The worst offenders have to be the series of characters that Reeve sees fit to introduce over one-hundred pages into the book: the thieving Lost Boys of the sunken city of Grimsby; some of whom have latched onto the underbelly of Anchorage and are now pillaging its deserted streets. The connection that their leader, the Fagan-esque “Uncle”, has with the narrative is clearly pasted on and held in place by the most unbelievable of coincidences. But even here, there are redeeming features — the boy Caul — very Tom-like in his way — is increasingly uncomfortable with his thieving lifestyle, and longs for the stability offered by Anchorage. His internal conflict is interesting, well-developed, and its resolution a pleasant surprise.

Freya, on the other hand, is worth the price of admission alone. The spoiled young girl, thrust into the position of leadership, grows considerably in this story, eventually casting aside all the silly traditions that bind life in Anchorage. Her resolution is pat in places, but still a delight. In the end, she is able to turn the tables on Hester in a way that truly shows her newly developed inner strength.

But Predator’s Gold is Hester’s story and it is told in bold colours. All of her actions proceed with the inevitability of a Shakespeare tragedy, not because he’s dealing with well-worn cliches, but because Hester has been so well set up, both here and in Mortal Engines. She’s fighting against the forces of inevitability that threaten to cost her Tom and her soul, and it is extra joyful that, despite going through the wringer, she’s able to come out with both (mostly) intact.

Predator’s Gold is marketed for teenagers, but like Mortal Engines, it may not be for younger readers. There is a grim torture scene that Reeve does not flinch away from, and Tom and Hester’s relationship is very physical. Further, when Hester returns to Anchorage to take out the huntsmen of Arkangel, who have taken the city in advance of the approaching predator, she kills them ruthlessly in a sequence that would not be out of place in The Matrix. That said, I would have no problem offering this book to a well-read thirteen-year-old.

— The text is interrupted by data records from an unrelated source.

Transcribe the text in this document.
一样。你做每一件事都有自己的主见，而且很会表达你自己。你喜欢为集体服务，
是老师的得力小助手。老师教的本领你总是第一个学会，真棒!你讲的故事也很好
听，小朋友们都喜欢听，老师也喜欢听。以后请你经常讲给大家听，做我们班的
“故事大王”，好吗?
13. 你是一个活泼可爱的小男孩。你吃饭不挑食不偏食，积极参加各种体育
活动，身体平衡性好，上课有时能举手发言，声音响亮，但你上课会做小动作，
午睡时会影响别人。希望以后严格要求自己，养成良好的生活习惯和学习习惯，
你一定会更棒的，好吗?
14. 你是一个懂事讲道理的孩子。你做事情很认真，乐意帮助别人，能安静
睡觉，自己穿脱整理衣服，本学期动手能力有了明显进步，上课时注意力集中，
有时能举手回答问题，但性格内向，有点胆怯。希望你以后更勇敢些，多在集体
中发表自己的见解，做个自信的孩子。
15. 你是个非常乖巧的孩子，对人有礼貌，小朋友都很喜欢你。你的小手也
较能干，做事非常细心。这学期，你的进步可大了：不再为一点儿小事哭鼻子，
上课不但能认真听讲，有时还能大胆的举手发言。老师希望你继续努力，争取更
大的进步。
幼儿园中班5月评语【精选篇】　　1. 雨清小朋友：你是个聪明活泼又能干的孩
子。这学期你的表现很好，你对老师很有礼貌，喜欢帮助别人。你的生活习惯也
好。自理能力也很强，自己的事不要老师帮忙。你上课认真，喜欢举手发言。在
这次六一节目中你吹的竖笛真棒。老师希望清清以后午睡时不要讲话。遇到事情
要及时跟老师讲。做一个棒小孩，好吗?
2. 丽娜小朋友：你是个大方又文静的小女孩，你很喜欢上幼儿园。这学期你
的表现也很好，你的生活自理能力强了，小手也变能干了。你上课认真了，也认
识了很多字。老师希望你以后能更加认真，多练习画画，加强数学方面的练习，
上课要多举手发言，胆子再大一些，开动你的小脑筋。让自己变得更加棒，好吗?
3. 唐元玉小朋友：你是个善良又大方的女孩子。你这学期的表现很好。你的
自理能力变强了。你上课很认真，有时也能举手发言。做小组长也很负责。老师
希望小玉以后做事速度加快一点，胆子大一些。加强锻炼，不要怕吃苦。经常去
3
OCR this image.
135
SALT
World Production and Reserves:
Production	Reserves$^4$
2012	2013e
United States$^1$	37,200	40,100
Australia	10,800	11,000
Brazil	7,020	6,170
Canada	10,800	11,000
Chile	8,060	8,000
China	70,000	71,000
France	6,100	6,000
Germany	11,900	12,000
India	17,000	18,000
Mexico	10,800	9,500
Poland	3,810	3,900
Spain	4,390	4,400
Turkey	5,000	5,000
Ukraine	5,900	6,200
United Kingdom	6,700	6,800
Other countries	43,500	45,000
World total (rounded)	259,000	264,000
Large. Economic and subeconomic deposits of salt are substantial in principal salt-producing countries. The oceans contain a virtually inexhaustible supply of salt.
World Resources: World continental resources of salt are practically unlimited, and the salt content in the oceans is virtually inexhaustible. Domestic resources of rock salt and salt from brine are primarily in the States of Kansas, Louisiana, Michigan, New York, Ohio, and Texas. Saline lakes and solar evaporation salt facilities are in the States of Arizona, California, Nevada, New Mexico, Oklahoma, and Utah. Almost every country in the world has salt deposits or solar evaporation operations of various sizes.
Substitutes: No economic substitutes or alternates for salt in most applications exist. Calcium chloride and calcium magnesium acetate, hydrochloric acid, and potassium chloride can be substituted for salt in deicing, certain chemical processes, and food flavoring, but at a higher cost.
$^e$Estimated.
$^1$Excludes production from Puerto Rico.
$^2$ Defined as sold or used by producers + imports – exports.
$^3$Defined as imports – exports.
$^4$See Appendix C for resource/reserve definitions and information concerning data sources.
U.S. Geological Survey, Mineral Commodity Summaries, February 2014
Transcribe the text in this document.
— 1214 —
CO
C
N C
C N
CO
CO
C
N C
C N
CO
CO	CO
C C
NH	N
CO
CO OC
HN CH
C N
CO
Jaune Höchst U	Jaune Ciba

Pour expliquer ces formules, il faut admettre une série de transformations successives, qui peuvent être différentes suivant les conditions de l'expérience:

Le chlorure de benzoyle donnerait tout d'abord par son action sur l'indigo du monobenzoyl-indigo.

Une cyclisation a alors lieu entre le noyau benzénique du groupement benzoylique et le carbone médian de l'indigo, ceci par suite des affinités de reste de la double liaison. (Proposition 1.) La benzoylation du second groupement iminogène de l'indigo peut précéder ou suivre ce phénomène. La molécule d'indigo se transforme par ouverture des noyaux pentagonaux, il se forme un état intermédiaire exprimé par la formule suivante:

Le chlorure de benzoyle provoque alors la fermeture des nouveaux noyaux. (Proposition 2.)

At the end of Mortal Engines, Hester tells Tom that she can’t promise that they’ll live happily ever after, but they’ll live for a while and be all right. This theme is taken up again in Predator’s Gold. The resolution promises interesting developments on a number of fronts, but you are content to put the book down, and hope that Hester and Tom get a little breathing room. They do. They live happily; just not ever after. And you’ll have to read the third book to find out why.